Suite de la punition décrite quelques articles plus bas.
De cette acte plus instructif, beaucoup plus, que punitif.
Quand je me suis relevée cette fois là j’ai répondu à Votre question en Vous disant que oui, je désirais que Vous Vous arrêtiez. J’aurais pu Vous suppliez, me prosterner devant Vous pour Vous demander de le faire tellement ces derniers coups avaient été douloureux.
Mais ce n’est pas ce que Vous vouliez.
Je me suis mise à genoux devant Vous, j’ai embrassé il me semble Votre cuisse, vous ai remercié pour cette leçon. Puis, à Votre demande, je suis retournée à 4 pattes remettre la ceinture à sa place, puis suis revenue dans cette position.
Vous m’avez fait m’agenouiller entre Vos cuisses m’avez emprisonnée entre elles pour Vous sucer doucement….
Votre sexe venant coulisser dans le mien, m’a refait instantanément dégouliner de cyprine.
Et, puisque Vous êtes Vous, que pour Vous la leçon ayant été donnée et acceptée comme telle Vous avez besoin de rassurer, de rendre le lien d’amour encore plus fort, celui qui Vous unit, Vous le dominant et Votre soumise….Vous m’avez baisée comme j’en avais besoin, comme Vous le désiriez.
Moi assise sur Vous, Vos mains dures sur le bout de mes seins, ce sexe qui vient frapper le fond du mien, ma main qui, sur Votre demande vient me branler pour me rapprocher de l’orgasme.
Puis comme nous aimons tous les deux, allongés face à face, sur le côté, Votre sexe qui me pilonne, Vos doigts s’insinuant dans mon cul.

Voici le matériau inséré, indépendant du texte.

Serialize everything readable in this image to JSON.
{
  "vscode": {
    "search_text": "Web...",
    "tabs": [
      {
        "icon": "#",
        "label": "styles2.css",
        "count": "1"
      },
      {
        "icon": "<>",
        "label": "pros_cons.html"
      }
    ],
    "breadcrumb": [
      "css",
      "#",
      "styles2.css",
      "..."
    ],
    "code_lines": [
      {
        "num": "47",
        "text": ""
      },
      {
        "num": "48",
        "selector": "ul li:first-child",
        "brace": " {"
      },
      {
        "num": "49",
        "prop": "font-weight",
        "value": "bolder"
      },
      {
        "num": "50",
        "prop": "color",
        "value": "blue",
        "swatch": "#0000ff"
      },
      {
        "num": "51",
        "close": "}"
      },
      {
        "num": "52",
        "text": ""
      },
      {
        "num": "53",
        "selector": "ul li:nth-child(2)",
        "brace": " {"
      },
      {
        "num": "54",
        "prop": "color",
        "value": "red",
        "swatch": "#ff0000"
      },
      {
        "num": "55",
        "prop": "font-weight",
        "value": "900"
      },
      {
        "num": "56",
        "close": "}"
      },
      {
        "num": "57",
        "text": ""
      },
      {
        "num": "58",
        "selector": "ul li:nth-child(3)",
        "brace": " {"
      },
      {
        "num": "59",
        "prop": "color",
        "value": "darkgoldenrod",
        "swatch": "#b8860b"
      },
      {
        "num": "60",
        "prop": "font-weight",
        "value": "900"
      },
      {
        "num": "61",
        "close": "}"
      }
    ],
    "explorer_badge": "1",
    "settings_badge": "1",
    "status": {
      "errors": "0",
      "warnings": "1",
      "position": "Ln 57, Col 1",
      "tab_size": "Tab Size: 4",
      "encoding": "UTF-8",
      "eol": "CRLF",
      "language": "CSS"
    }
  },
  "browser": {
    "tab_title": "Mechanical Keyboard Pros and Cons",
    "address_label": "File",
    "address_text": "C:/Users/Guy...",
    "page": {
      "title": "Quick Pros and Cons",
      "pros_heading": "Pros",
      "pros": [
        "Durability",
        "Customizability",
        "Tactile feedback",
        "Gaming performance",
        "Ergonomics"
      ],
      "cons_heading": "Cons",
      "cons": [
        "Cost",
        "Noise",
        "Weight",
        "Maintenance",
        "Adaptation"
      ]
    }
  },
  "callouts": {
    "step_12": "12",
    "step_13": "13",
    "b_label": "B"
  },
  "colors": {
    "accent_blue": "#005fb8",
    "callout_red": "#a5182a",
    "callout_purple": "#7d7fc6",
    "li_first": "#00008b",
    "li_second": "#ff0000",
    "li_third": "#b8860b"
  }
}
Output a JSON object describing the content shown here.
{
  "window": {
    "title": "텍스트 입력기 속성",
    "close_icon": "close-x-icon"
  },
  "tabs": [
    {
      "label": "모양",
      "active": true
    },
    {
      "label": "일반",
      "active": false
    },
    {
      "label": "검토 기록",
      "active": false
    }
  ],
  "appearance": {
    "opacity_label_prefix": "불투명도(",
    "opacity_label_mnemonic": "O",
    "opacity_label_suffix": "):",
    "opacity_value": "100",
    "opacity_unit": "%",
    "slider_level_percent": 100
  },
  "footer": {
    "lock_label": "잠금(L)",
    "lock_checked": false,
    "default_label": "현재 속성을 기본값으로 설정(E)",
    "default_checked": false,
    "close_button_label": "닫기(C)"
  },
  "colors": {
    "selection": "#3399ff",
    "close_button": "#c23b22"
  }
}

J’aime les sentir là. J’avais envie de Vous supplier de me sodomiser, d’enculer Votre chienne. Mais je ne me sentais aucun droit de demander, même pas de supplier.
Et puis j’aime tant sentir Votre queue dans ma chatte.
Elle me rend folle. L’impression que je suis faite pour elle, qu’elle est faite pour moi. Un jour Vous m’avez expliqué que c’était en quelque sorte la réalité. Qu’il y a des… anatomies faites pour coïncider..
Je disais que Votre queue coulissant en moi, Vos doigts très inquisiteurs ont finit par faire que… je vous inonde..
Il semblerait que de plus en plus Vous déclenchez ce plaisir qui jaillit en fontaine. Plaisir dévastateur.
Puis.. une récompense pour la soumise pourtant non méritante. Dans le passé je Vous avais plusieurs fois demandé, supplié même de me permettre de goutter Votre foutre. Mais vous aviez toujours refusé.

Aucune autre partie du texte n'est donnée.